The first selected volcano is “Volcán de Fuego de Colima”, in Mexico. There are several reasons that justify this election: a) It is an active volcano, with a dynamic mix explosive-effusive, and could integrate the experience derived from the first three scenarios; b) We have already a large experience in the study of classification and labelling seismo-volcanic events of this volcano, reflected in our scientific productivity including doctoral and MSc Thesis; c) the comparison between techniques could be direct and easily performed; d) we have continuous collaborative agreement with the University of Colima (included in the working team) that will facilitate the deployment and maintenance of the instruments. The seismic instruments are available throughout the pool of seismic stations of the INGV in Rome and Pisa. The double affiliation of Prof. Ibáñez as associated researcher of the INGV and the participation of Drs. Zuccarello, Del Pezzo, Bianco, Saccorotti, Chiodini, Giampiccolo, Musumeci and Tuvé from INGV as members of the Working Team is a guarantee of the use of these stations.
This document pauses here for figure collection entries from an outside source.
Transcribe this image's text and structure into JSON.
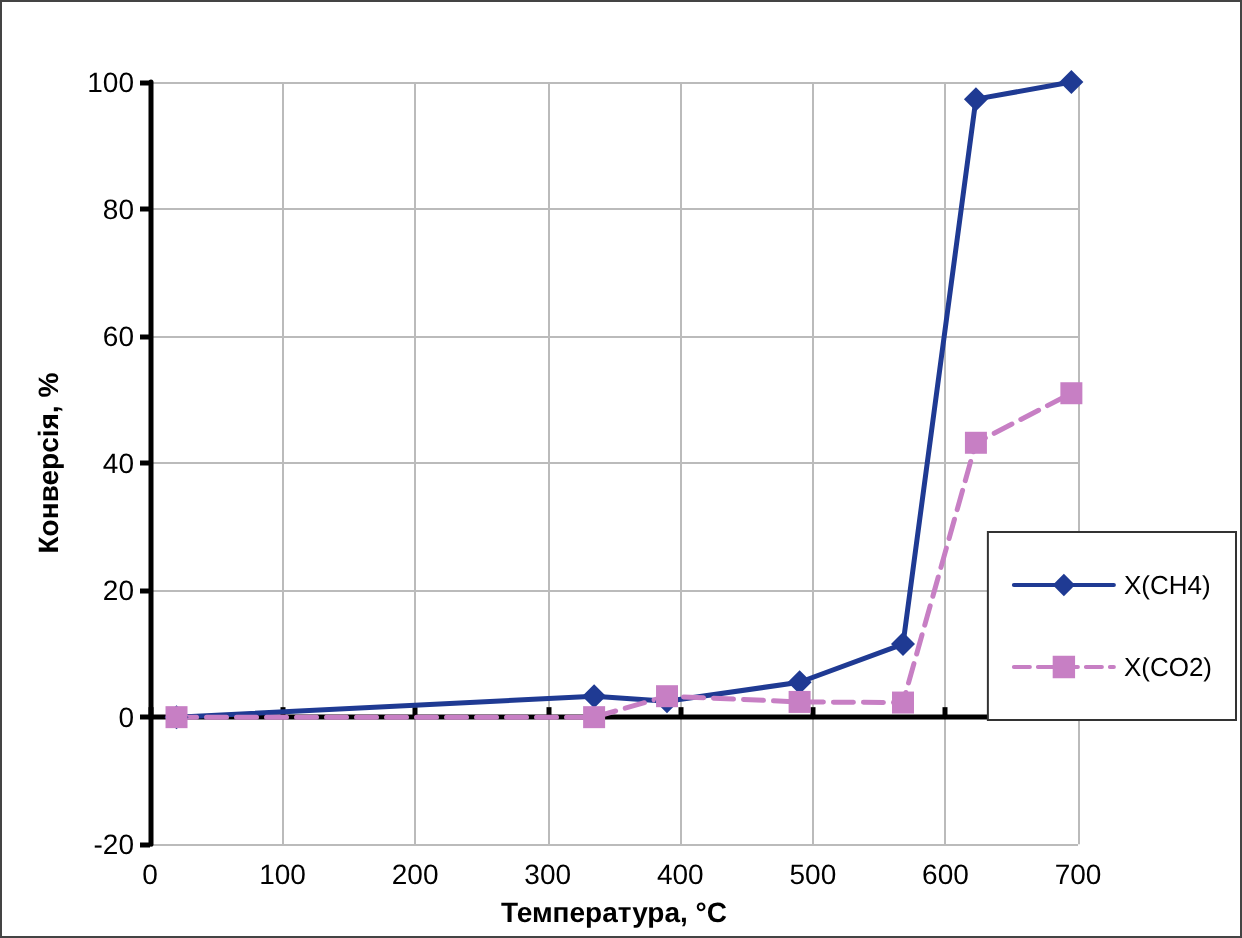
{
  "chart_data": {
    "type": "line",
    "xlabel": "Температура, °C",
    "ylabel": "Конверсія, %",
    "x": [
      20,
      335,
      390,
      490,
      568,
      623,
      695
    ],
    "series": [
      {
        "name": "X(CH4)",
        "color": "#1f3a93",
        "marker": "diamond",
        "line_style": "solid",
        "values": [
          0,
          3.3,
          2.5,
          5.5,
          11.5,
          97.3,
          100
        ]
      },
      {
        "name": "X(CO2)",
        "color": "#c77fc4",
        "marker": "square",
        "line_style": "dashed",
        "values": [
          0,
          0,
          3.3,
          2.4,
          2.3,
          43.2,
          51
        ]
      }
    ],
    "xlim": [
      0,
      700
    ],
    "xticks": [
      0,
      100,
      200,
      300,
      400,
      500,
      600,
      700
    ],
    "ylim": [
      -20,
      100
    ],
    "yticks": [
      -20,
      0,
      20,
      40,
      60,
      80,
      100
    ],
    "grid": true,
    "legend": "right"
  }
}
The second selected volcano will be decided when the project start, on the base of potential volcanoes of interest according their level of activity and hazard. Since we have researchers in the Working Team from USA, Mexico, Argentina, Italy and Japan, with direct access to different active volcanoes, and they could provide support at all levels for the experiment, the potential places deployment are multiple. In any case we have already two potential scenarios that will be ready to be used. The first one is Copahue volcano (Argentina) that at the day in which this proposal is presented has a level Orange in its eruptive stage with potential damages to the near villages. The second one is the Popocatepetl volcano at Mexico, with an intense volcanic activity in the last decade. In both cases local institutions are now involved in the project.
The duration of the deployment will be as larger as possible, with a minimum interval of at least two years.
The deployment and working procedure for both cases will be the same:
The working team will be leader by Prof. Ibáñez with a direct collaboration of Dr. Bretón for the case of Colima and the direct collaboration of all members of the Research Team and of the Working Team. For the case of the second volcanic scenario, the person who will coordinate the work together Prof. Ibáñez will be designated when the scenario is chosen.